Я сказала ему об этом на Шведовой горе, когда он признался, что в детстве убил кота. Ни за что, без причины. Взял за лапы — и об столб головой.
Обычно он не признавался даже в очевидном. Рассвирепел, когда я упрекнула его, что он использует любовь Насты, через нее имеет какие–то отношения с властью… И вдруг рассказал то, о чем никто не знал, в чем признаются людям либо совершенно случайным, либо самым близким. Нет, не самым близким, как раз нет, им достается больше всего вранья, а признаются только случайным, как ночной спутник в вагоне, или самому себе.
Он меня позвал, поэтому я не могла быть случайной. Так во всяком случае я думала… Тогда выходило, что он открылся мне, как самому себе. Я стала его утешать, искать оправдания.
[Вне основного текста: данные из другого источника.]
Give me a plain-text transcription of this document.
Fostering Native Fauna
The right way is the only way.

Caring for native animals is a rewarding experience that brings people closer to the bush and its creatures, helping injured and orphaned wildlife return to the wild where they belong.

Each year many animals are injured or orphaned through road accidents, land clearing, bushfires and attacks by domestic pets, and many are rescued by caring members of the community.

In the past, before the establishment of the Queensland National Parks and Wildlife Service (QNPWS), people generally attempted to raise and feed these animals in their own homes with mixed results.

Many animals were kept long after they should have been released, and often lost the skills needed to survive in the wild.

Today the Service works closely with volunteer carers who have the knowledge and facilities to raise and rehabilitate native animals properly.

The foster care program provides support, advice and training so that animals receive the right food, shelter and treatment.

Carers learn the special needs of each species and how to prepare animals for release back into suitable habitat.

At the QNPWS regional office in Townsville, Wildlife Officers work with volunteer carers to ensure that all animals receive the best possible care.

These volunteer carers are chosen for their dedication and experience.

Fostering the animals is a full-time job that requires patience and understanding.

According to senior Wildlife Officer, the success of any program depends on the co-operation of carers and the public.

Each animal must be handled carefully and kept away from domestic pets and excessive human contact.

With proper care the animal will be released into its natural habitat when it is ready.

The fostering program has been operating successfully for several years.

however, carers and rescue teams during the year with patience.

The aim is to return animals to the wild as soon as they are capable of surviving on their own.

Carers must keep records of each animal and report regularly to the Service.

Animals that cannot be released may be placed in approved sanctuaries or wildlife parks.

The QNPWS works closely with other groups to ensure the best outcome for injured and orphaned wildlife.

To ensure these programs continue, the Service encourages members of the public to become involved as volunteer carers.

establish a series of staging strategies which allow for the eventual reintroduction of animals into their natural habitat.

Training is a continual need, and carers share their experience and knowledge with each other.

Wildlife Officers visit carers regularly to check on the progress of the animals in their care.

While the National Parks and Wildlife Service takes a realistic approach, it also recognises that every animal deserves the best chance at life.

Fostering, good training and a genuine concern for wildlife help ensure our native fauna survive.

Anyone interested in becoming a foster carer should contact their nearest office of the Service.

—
Говорить, что детство не знает жалости. Мне, когда была маленькой, бабочки казались цветами — и я отрывала им крылья, как лепестки.
И тут он сказал: «Ты и мне крылья оторвала!»
Резко сказал. Как волк клыками щелкнул. И что–то во мне — насквозь! Поднялись все обиды… На родителей, которые подбросили меня в этот мир, не спросив, хочу ли я сюда — и не смогли, не стали меня в этом мире защищать… Поднялась, белая от боли, обида на Змея, а с ней — обиды на всех змеев, змеюк, змеенышей… И я все, как себе самой, рассказала тому человеку, который когда–то меня позвал — не носить же в себе до смерти. Рассказала, как меня поджидали, подминали, делали на мне свое, сбрасывали в яму и заваливали камнями, чтобы не выбралась. Чтобы все косточки мои раздробились, чтобы и следа не осталось. А он послушал и спросил: «Зачем ты это рассказала?.. Я тут при чем?..»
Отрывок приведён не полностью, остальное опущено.